MILIARAN umat Islam dunia, khususnya Indonesia dengan senang menerima datangnya bulan Ramadhan. Bulan ini disebut bulan penuh berkah, bulan pengampunan dan bulan pintu syurga bagi yang melaksanakannya. Ucapan Marhaban ya Ramadhan, merupakan kalimat persiapan diri dalam menerima bulan Ramadhan. Ramadhan datang memberi isyarat bahwa sesama muslim harus berbenah baik secara zahir dan bathin.Sebelum memasuki bulan suci ini, kita memulainya dengan mempercantik tempat ibadah dari muhsalla, langgar, masjid, pesantren, madrasah hingga pemakaman sanak-famili dan leluhur. Tradisi ini sangat mengikat di kalangan umat Islam. Tradisi ini juga, memberi tanda bahwa ajaran Islam menguatkan tali persaudaraan agar persiapan Ramadhan nanti, sesama muslim sudah bersih secara fisik terlebih bersih secara bathin.
Bulan suci ini, hampir seluruh waktu kita habiskan untuk beribadah, seperti shalat tarawih/lail di tengah malam hingga menjelang pagi, makan sahur bersama, diteruskan jamaah shalat subuh diikuti tausiah ba”da subuh. Ibadah-ibadah seperti ini, merupakan warna bulan Ramadhan sebagai bulan suci, bulan yang ditunggu umat Islam.

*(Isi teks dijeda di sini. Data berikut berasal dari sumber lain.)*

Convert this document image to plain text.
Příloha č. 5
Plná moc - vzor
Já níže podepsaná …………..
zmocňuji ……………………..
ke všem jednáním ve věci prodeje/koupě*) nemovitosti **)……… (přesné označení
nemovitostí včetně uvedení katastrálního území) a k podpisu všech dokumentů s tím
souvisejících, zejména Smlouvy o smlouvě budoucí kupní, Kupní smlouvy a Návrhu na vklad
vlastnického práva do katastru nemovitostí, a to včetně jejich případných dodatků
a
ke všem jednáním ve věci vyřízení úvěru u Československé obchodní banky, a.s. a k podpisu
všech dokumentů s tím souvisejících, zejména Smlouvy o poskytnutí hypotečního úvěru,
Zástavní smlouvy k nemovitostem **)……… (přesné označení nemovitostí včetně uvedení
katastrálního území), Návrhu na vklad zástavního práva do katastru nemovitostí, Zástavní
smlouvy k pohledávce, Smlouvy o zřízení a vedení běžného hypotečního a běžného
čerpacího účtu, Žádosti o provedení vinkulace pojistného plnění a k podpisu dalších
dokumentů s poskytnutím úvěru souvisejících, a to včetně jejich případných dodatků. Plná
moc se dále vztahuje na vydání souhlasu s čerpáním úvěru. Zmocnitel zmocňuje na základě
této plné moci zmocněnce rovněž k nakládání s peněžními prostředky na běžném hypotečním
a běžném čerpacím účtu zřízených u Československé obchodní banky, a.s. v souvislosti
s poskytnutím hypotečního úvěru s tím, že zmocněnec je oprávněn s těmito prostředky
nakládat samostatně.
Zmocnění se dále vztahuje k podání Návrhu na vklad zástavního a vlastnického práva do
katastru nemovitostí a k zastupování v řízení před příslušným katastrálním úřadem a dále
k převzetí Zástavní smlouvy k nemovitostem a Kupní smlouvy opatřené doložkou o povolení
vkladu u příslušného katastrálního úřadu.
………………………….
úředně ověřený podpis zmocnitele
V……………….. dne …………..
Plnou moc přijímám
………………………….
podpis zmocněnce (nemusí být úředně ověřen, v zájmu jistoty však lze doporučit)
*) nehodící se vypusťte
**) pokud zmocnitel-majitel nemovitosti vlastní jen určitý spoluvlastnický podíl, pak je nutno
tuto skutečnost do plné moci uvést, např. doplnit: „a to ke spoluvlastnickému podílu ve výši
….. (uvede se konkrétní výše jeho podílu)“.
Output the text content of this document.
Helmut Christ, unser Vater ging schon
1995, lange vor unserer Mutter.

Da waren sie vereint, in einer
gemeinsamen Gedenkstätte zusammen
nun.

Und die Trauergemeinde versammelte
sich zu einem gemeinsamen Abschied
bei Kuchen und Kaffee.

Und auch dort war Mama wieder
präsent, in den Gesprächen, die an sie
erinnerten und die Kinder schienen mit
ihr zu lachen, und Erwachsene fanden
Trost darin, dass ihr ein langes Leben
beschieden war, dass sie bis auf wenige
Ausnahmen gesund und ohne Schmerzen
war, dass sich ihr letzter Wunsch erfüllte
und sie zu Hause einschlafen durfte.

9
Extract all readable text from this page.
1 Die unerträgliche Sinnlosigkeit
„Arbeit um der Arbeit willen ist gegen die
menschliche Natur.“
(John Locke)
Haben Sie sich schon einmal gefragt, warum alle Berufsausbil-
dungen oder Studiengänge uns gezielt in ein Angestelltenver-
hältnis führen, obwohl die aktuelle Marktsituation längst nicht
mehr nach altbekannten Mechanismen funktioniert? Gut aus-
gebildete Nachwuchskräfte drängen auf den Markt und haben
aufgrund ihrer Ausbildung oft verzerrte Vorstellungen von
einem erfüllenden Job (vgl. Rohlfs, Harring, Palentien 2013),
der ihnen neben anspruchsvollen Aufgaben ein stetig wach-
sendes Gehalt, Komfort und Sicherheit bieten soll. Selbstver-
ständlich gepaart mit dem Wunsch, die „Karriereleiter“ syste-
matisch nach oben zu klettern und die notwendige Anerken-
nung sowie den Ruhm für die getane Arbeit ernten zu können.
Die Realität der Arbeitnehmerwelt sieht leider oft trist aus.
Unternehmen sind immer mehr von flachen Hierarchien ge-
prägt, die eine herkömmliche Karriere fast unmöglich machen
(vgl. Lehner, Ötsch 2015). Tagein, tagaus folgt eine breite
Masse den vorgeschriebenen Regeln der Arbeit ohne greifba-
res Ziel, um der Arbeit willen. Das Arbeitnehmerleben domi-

Pada siang hari, ibadah umat Islam pun dihiasi dengan jamaah shalat zuhur dan ashar. Begitu juga tausiah, disempatkan untuk mengisi siraman rohani kepada umat Islam. Sebagian umat Islam juga, melakukan umrah di bulan suci. Bahkan kegiatan umroh di bulan Ramadhan merupakan ibadah paling diminati karena diyakini pahalanya lebih besar. Di sisi lain, tradisi yang sudah tumbuh sejak sebelum kemerdekaan, saat pesantren dengan kiyainya menjadi sentral pengetahuan Islam, terus meluas merambah ruang publik.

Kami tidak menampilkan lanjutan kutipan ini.